3. The attempt at a solution

So by looking at this matrix T, it's clear that its a transformation from A to B, so we want the transformation matrix $$T_{B'A'}$$,
which is: $$T_{B'A'} = I_{B'B}T_{BA}I_{AA'}$$

So I need to find $$I_{AA'}$$ and $$I_{B'B}$$.

For $$I_{AA'}$$, I write A' wrt A(which is standard basis of R4):

I get : $$I_{AA'} = \begin{bmatrix}1 & 0 & 1 & 0 \\0 & 0 & -1 &-1\\0 & 1 & 0 &1\\ 0&0&0&1 \end{bmatrix}$$

Then for $$I_{B'B}$$, I write B wrt B', and get

$$I_{B'B} = \begin{bmatrix}1 & 0 & 0 \\0 & 1 & 0\\-1 & 0 & 1 \end{bmatrix}$$

Now I put them together to get something with lots of zeros.. which doesn't seem right?

2. Feb 1, 2010

### vela

Staff Emeritus
Your answer is correct. (At least it sounds correct.) You have the representations of the A' basis in the natural basis, so try applying them to the given T and see what you get.

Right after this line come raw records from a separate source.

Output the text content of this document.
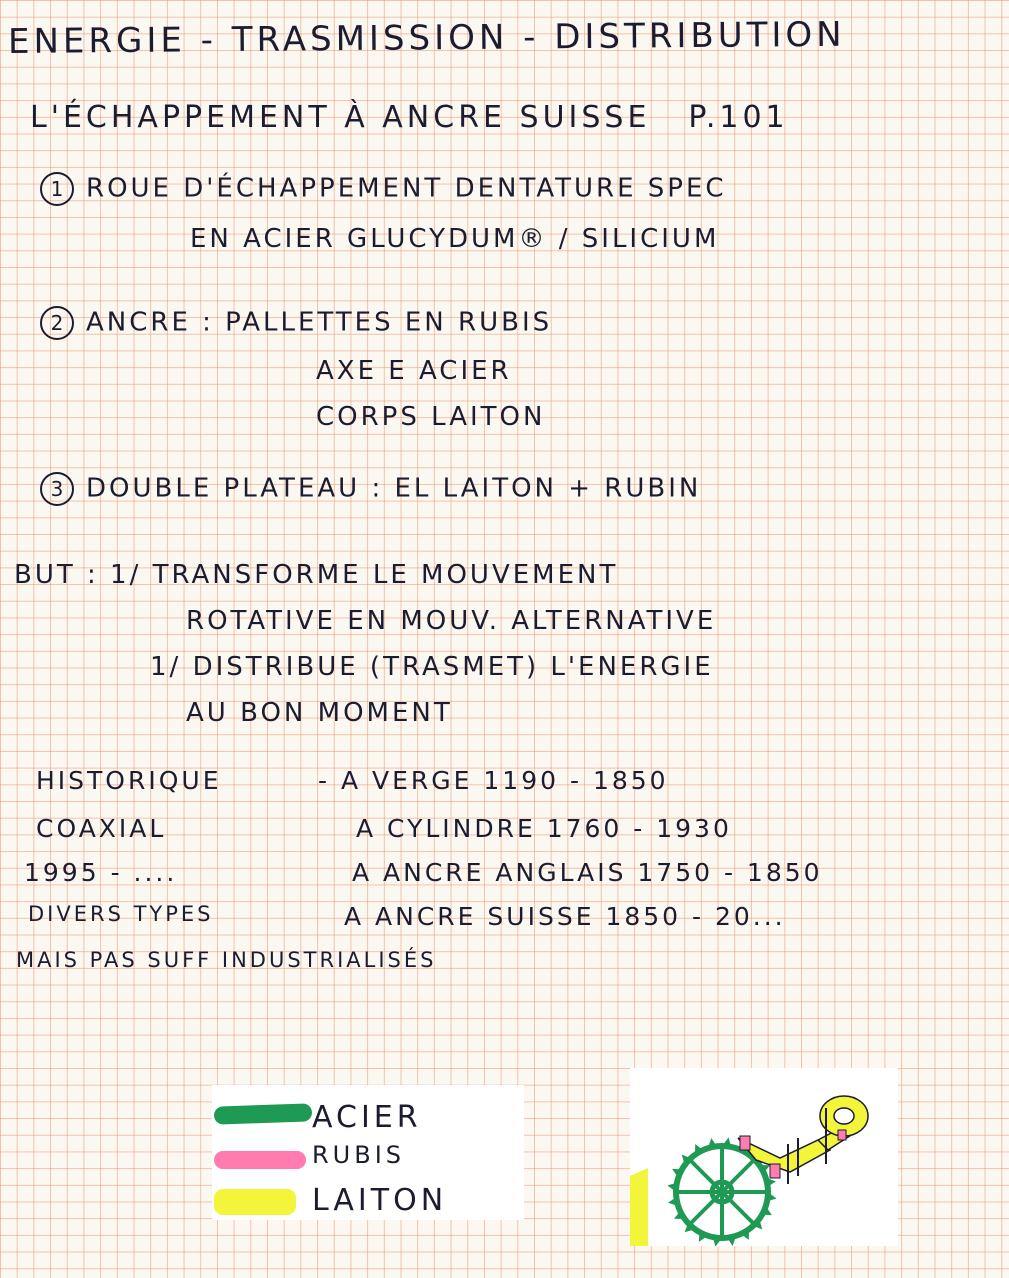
ENERGIE - TRASMISSION - DISTRIBUTION
L'ÉCHAPPEMENT À ANCRE SUISSE P.101
1 ROUE D'ÉCHAPPEMENT DENTATURE SPEC
EN ACIER GLUCYDUM® / SILICIUM
2 ANCRE : PALLETTES EN RUBIS
AXE E ACIER
CORPS LAITON
3 DOUBLE PLATEAU : EL LAITON + RUBIN
BUT : 1/ TRANSFORME LE MOUVEMENT
ROTATIVE EN MOUV. ALTERNATIVE
1/ DISTRIBUE (TRASMET) L'ENERGIE
AU BON MOMENT
HISTORIQUE
COAXIAL
1995 - ....
DIVERS TYPES
MAIS PAS SUFF INDUSTRIALISÉS
- A VERGE 1190 - 1850
A CYLINDRE 1760 - 1930
A ANCRE ANGLAIS 1750 - 1850
A ANCRE SUISSE 1850 - 20...
ACIER
RUBIS
LAITON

Then look at how those results would be represented in the B' basis. You'll see why the transformed T has so many zeros.

3. Feb 2, 2010

### zeion

When I put them all together I get:
$$\begin{bmatrix}1 & 0 & 0 \\0 & 1 & 0\\-1 & 0 & 1 \end{bmatrix} \begin{bmatrix}1 & 1 & 0 & 1\\0 & 0 & 1 & -1\\1 & 1 & 0 & 1 \end{bmatrix} \begin{bmatrix}1 & 0 & 1 & 0 \\0 & 0 & -1 &-1\\0 & 1 & 0 &1\\ 0&0&0&1 \end{bmatrix} = \begin{bmatrix}1 & 0 & 0 & 0\\0 & 1 & 0 & 0\\0 & 0 & 0 & 0 \end{bmatrix}$$ ??